Carney’s Escape Velocity Seen Out of Reach for U.K.: Economy
Bank of England Governor Mark Carney’s mission to get the U.K. economy to “escape velocity” has not yet succeeded, economists said.
Less than a third of 21 economists said the recovery has reached that level, with 71 percent disagreeing, according to a Bloomberg monthly survey published today. They split on the success of Carney’s forward guidance and whether he made the policy less clear by offering two separate forecasts for unemployment this month.
Britain’s economy grew faster than any other Group of Seven nation in the third quarter, and the Organisation for Economic Cooperation and Development raised its forecasts for the U.K. yesterday. Gross domestic product is about 2.5 percent below its pre-recession peak, and Carney has said he’ll keep interest rates at a record low until the economy is growing sustainably and the recovery is assured.
“We’ve reached escape velocity when the economy no longer needs emergency levels of interest rates, and that’s not the case right now,” said Philip Shaw, chief economist at Investec Securities in London. “Growth doesn’t have enough traction behind it to withstand higher interest rates.”
The Monetary Policy Committee voted unanimously to keep its benchmark rate unchanged this month. In the minutes of the meeting, published today, the MPC said there may be a case for keeping the rate at 0.5 percent even after unemployment falls to the 7 percent threshold set under guidance.
“There were uncertainties over the durability of the recovery,” the MPC said. “With the proviso that medium-term inflation expectations remained sufficiently well anchored, the projections for growth under constant bank rate underlined there could be a case for not raising bank rate immediately when the 7 percent unemployment threshold was reached.”
The pound erased its advance against the dollar after the minutes were released before recovering. It was trading at $1.6153 as of 11 a.m. London time, up 0.2 percent from yesterday.
In the Bloomberg survey, the median estimate of economists is for U.K. GDP to rise 1.4 percent this year and 2.3 percent both next year and 2015. The projections are broadly similar to last month. Inflation is seen averaging 2.6 percent this year, 2.3 percent in 2014 and 2.1 percent the following year, close to the BOE’s 2 percent target.
Carney said in January, before moving from the Bank of Canada, that central banks must secure “escape velocity” for their economies.
Economists in the survey split 50-50 on whether guidance, which he introduced in August a month after joining the BOE, has been successful.

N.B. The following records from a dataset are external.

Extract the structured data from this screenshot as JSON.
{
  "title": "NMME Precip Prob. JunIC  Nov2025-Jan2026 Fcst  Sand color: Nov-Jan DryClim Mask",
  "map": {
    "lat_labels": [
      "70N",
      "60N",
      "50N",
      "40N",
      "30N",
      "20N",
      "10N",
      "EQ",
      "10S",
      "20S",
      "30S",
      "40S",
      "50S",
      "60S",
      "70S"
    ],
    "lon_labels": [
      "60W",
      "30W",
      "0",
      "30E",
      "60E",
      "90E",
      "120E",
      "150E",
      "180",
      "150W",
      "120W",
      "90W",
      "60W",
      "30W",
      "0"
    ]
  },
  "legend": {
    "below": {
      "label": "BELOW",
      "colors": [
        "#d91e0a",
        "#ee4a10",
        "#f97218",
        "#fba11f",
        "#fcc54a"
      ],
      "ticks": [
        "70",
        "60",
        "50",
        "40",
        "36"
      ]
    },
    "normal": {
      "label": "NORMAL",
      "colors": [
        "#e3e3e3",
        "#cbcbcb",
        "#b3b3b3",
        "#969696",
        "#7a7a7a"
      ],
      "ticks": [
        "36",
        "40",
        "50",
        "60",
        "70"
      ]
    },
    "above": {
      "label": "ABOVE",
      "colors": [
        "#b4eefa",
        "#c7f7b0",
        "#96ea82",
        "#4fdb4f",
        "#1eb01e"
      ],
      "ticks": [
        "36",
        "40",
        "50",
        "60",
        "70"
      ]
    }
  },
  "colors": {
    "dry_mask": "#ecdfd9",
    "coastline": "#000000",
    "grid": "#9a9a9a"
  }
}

Economists were also divided on whether the BOE’s decision to provide unemployment forecasts based on both market expectations for interest rates and constant rates in its quarterly Inflation Report this month made guidance more or less clear. Under market rates, the BOE sees the 7 percent threshold being hit in the third quarter of 2015. Under constant rates, the level is reached at the end of 2014.
The MPC’s pledge on keeping policy unchanged is subject to so-called knockouts linked to inflation and financial stability. Jane Foley, a senior currency strategist at Rabobank International in London, said she would have preferred if Carney had adopted a similar model to the European Central Bank, where Mario Draghi has pledged to keep rates at current levels or lower for an “extended period.”
“The whole of their forward guidance has been unclear to most people,” Foley said. “The addition of the unemployment criteria and then all of the knockouts too has had the impact of confusing people.”
The OECD said yesterday it expects monetary policy to remain accommodative for most of the next two years and should begin to normalize in the last quarter of 2015. It sees U.K. economic growth accelerating to 2.4 percent in 2014 from 1.4 percent this year.
The OECD also said that Britain needs to boost the supply of property to reduce the risk of a bubble as the housing market strengthens. Fifty-five percent of 22 economists in the Bloomberg survey said the the market is at risk of overheating. Still, just one of 20 economists said they expect housing to trigger the financial stability knockout on guidance.